U.S. President Barack Obama nominated Fischer for the Federal Reserve vice chairman position. His confirmation hearing with the Senate Banking Committee was Thursday, the day before he was awarded the prize.
The 70-year-old, who holds American and Israeli citizenship, was governor of Israel’s central bank from 2005 until June 2013. An economics professor for many years, he taught both former Fed chairman Ben Bernanke and European Central Bank chief Mario Draghi. He spent seven years as the No. 2 official at the International Monetary Fund during the Asian financial crisis. He was also vice chairman of Citigroup and chief economist at the World Bank. As head of the Bank of Israel, he was known for making decisions on interest rates that sometimes took the markets by surprise.

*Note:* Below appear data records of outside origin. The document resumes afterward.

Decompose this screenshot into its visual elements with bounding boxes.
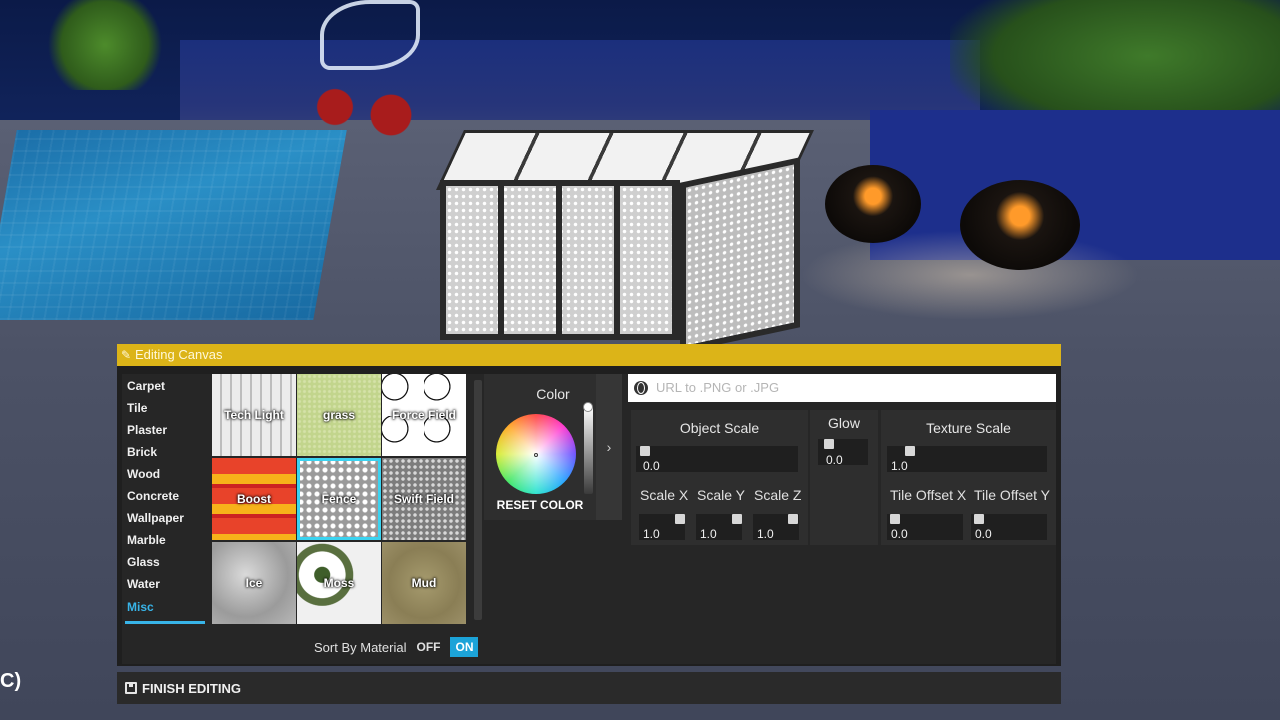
texture-tile-selected[interactable]: Fence	[297, 458, 381, 540]
scale-z-knob[interactable]	[788, 514, 798, 524]
object-scale-value: 0.0	[643, 459, 660, 473]
scale-y-value: 1.0	[700, 527, 717, 541]
active-category-indicator	[125, 621, 205, 624]
category-carpet[interactable]: Carpet	[127, 376, 165, 396]
scale-x-knob[interactable]	[675, 514, 685, 524]
category-marble[interactable]: Marble	[127, 530, 166, 550]
color-wheel-cursor[interactable]	[534, 453, 538, 457]
texture-label: Fence	[321, 492, 357, 506]
panel-title-bar: ✎ Editing Canvas	[117, 344, 1061, 366]
glow-value: 0.0	[826, 453, 843, 467]
tile-offset-y-value: 0.0	[975, 527, 992, 541]
drum-kit	[300, 75, 440, 155]
sort-by-material-row: Sort By Material OFF ON	[314, 636, 479, 658]
category-water[interactable]: Water	[127, 574, 160, 594]
finish-editing-button[interactable]: FINISH EDITING	[117, 672, 1061, 704]
edited-cube-object[interactable]	[420, 130, 814, 353]
texture-scale-knob[interactable]	[905, 446, 915, 456]
category-misc[interactable]: Misc	[127, 597, 154, 617]
neon-sign	[320, 0, 420, 70]
category-glass[interactable]: Glass	[127, 552, 160, 572]
texture-label: Ice	[245, 576, 263, 590]
panel-body: Carpet Tile Plaster Brick Wood Concrete …	[117, 366, 1061, 666]
texture-tile[interactable]: Ice	[212, 542, 296, 624]
object-scale-knob[interactable]	[640, 446, 650, 456]
texture-grid-scrollbar[interactable]	[474, 380, 482, 620]
finish-editing-label: FINISH EDITING	[142, 681, 241, 696]
glow-title: Glow	[828, 415, 860, 431]
texture-label: Swift Field	[394, 492, 454, 506]
editing-canvas-panel: ✎ Editing Canvas Carpet Tile Plaster Bri…	[117, 344, 1061, 706]
brightness-slider-knob[interactable]	[583, 402, 593, 412]
cube-side-face	[680, 157, 800, 353]
scale-z-value: 1.0	[757, 527, 774, 541]
category-tile[interactable]: Tile	[127, 398, 147, 418]
texture-label: Tech Light	[224, 408, 284, 422]
texture-tile[interactable]: Force Field	[382, 374, 466, 456]
tile-offset-y-label: Tile Offset Y	[974, 487, 1050, 503]
jack-o-lantern	[960, 180, 1080, 270]
jack-o-lantern	[825, 165, 921, 243]
scale-z-label: Scale Z	[754, 487, 802, 503]
sort-label: Sort By Material	[314, 639, 407, 655]
category-wallpaper[interactable]: Wallpaper	[127, 508, 184, 528]
object-scale-box: Object Scale 0.0 Scale X Scale Y Scale Z…	[631, 410, 808, 545]
texture-tile[interactable]: Tech Light	[212, 374, 296, 456]
material-category-list: Carpet Tile Plaster Brick Wood Concrete …	[122, 374, 210, 624]
scale-x-label: Scale X	[640, 487, 689, 503]
scale-y-knob[interactable]	[732, 514, 742, 524]
texture-label: Force Field	[391, 408, 456, 422]
texture-scale-value: 1.0	[891, 459, 908, 473]
sort-off-button[interactable]: OFF	[412, 637, 444, 657]
glow-box: Glow 0.0	[810, 410, 878, 545]
texture-label: Moss	[323, 576, 355, 590]
category-brick[interactable]: Brick	[127, 442, 157, 462]
texture-scale-title: Texture Scale	[926, 420, 1011, 436]
texture-grid: Tech Light grass Force Field Boost Fence…	[212, 374, 466, 624]
glow-knob[interactable]	[824, 439, 834, 449]
url-placeholder: URL to .PNG or .JPG	[656, 380, 780, 395]
color-expand-button[interactable]: ›	[596, 374, 622, 520]
sort-on-button[interactable]: ON	[450, 637, 479, 657]
texture-tile[interactable]: Moss	[297, 542, 381, 624]
panel-title: Editing Canvas	[135, 347, 223, 362]
category-concrete[interactable]: Concrete	[127, 486, 179, 506]
category-wood[interactable]: Wood	[127, 464, 160, 484]
texture-tile[interactable]: Mud	[382, 542, 466, 624]
texture-scale-box: Texture Scale 1.0 Tile Offset X Tile Off…	[881, 410, 1056, 545]
category-plaster[interactable]: Plaster	[127, 420, 167, 440]
scale-x-value: 1.0	[643, 527, 660, 541]
swimming-pool	[0, 130, 347, 320]
cube-front-face	[440, 180, 680, 340]
tile-offset-y-knob[interactable]	[974, 514, 984, 524]
texture-tile[interactable]: Swift Field	[382, 458, 466, 540]
tree-foliage	[40, 0, 170, 90]
pencil-icon: ✎	[121, 348, 132, 362]
object-scale-title: Object Scale	[679, 420, 760, 436]
scale-y-label: Scale Y	[697, 487, 745, 503]
tile-offset-x-label: Tile Offset X	[890, 487, 967, 503]
partial-edge-text: C)	[0, 670, 22, 692]
tile-offset-x-value: 0.0	[891, 527, 908, 541]
color-picker: Color › RESET COLOR	[484, 374, 622, 520]
brightness-slider[interactable]	[584, 406, 593, 494]
texture-label: Mud	[411, 576, 437, 590]
save-icon	[125, 682, 137, 694]
texture-tile[interactable]: Boost	[212, 458, 296, 540]
globe-icon	[634, 381, 648, 395]
tile-offset-x-knob[interactable]	[890, 514, 900, 524]
chevron-right-icon: ›	[606, 439, 612, 455]
texture-label: grass	[322, 408, 356, 422]
texture-tile[interactable]: grass	[297, 374, 381, 456]
panel-content: Carpet Tile Plaster Brick Wood Concrete …	[122, 374, 1056, 664]
texture-label: Boost	[237, 492, 271, 506]
object-scale-slider[interactable]	[636, 446, 798, 472]
reset-color-button[interactable]: RESET COLOR	[484, 498, 596, 512]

"I think Stan is a perfect choice for this prize. His thoughtful leadership has helped the global economy navigate through challenging times from his positions at the World Bank, the IMF and the Bank of Israel," said SIEPR Director John B. Shoven. "He is a constant source of ideas on how to improve the functioning of the economy."
The SIEPR prize was awarded to Paul Volcker and Marty Feldstein in 2010 and 2012 respectively. The award is now in its 11th year.